Fatty Acyl Synthetases and Thioesterases in Plant Lipid Metabolism: Diverse Functions and Biotechnological Applications

Plants use fatty acids to synthesize acyl lipids for many different cellular, physiological, and defensive roles. These roles include the synthesis of essential membrane, storage, or surface lipids, as well as the production of various fatty acid-derived metabolites used for signaling or defense. Fatty acids are activated for metabolic processing via a thioester linkage to either coenzyme A or acyl carrier protein. Acyl synthetases metabolically activate fatty acids to their thioester forms, and acyl thioesterases deactivate fatty acyl thioesters to free fatty acids by hydrolysis. These two enzyme classes therefore play critical roles in lipid metabolism. This review highlights the surprisingly complex and varying roles of fatty acyl synthetases in plant lipid metabolism, including roles in the intracellular trafficking of fatty acids. This review also surveys the many specialized fatty acyl thioesterases characterized to date in plants, which produce a great diversity of fatty acid products in a tissue-specific manner. While some acyl thioesterases produce fatty acids that clearly play roles in plant-insect or plant-microbial interactions, most plant acyl thioesterases have yet to be fully characterized both in terms of their substrate specificities and their functions. The biotechnological applications of plant acyl thioesterases and synthetases are also discussed, as there is significant interest in these enzymes as catalysts for the sustainable production of fatty acids and their derivatives for industrial uses.

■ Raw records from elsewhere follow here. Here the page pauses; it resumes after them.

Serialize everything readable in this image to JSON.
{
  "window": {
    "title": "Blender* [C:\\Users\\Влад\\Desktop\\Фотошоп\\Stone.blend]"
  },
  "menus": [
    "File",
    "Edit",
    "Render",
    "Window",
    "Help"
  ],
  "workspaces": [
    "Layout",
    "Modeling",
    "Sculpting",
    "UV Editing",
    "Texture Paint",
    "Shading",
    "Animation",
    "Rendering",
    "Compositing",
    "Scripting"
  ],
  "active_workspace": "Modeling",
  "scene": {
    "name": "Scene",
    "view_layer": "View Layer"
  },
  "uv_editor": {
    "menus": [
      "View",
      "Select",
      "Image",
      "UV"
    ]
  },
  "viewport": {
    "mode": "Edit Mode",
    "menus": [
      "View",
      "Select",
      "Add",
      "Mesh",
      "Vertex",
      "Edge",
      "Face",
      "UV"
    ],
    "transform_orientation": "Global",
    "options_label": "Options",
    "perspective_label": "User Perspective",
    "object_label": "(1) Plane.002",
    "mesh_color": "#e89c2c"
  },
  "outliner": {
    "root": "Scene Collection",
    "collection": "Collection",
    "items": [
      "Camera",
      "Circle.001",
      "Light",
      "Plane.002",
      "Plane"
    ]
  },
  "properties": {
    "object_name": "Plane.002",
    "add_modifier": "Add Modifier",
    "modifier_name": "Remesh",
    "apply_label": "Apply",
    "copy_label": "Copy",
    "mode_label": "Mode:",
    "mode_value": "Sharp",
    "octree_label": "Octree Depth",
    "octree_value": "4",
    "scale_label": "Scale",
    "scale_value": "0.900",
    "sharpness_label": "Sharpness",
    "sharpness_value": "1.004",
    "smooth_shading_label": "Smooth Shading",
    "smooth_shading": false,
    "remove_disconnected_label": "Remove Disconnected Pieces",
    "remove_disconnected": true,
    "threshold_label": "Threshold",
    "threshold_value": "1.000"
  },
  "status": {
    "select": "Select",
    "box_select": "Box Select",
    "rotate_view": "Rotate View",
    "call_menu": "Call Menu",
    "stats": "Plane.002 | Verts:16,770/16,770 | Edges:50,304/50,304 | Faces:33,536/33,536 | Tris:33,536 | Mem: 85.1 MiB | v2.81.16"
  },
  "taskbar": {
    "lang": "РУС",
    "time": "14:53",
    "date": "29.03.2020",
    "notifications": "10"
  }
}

Identification and Functional Characterization of a Soybean (Glycine max) Thioesterase that Acts on Intermediates of Fatty Acid Biosynthesis

(1) Background: Plants possess many acyl-acyl carrier protein (acyl-ACP) thioesterases (TEs) with unique specificity. One such TE is methylketone synthase 2 (MKS2), an enzyme with a single-hotdog-fold structure found in several tomato species that hydrolyzes 3-ketoacyl-ACPs to give free 3-ketoacids. (2) Methods: In this study, we identified and characterized a tomato MKS2 homolog gene, namely, GmMKS2, in the genome of soybean (Glycine max). (3) Results: GmMKS2 underwent alternative splicing to produce three alternative transcripts, but only one encodes a protein with thioesterase activity when recombinantly expressed in Escherichia coli. Heterologous expression of the main transcript of GmMKS2, GmMKS2-X2, in E. coli generated various types of fatty acids, including 3-ketoacids-with 3-ketotetradecenoic acid (14:1) being the most abundant-cis-Δ5-dodecanoic acid, and 3-hydroxyacids, suggesting that GmMKS2 acts as an acyl-ACP thioesterase. In plants, the GmMKS2-X2 transcript level was found to be higher in the roots compared to other examined organs. In silico analysis revealed that there is a substantial enrichment of putative cis-regulatory elements related to disease-resistance responses and abiotic stress responses in the promoter of this gene. (4) Conclusions: GmMKS2 showed broad substrate specificities toward a wide range of acyl-ACPs that varied in terms of chain length, oxidation state, and saturation degree. Our results suggest that GmMKS2 might have a stress-related physiological function in G. max.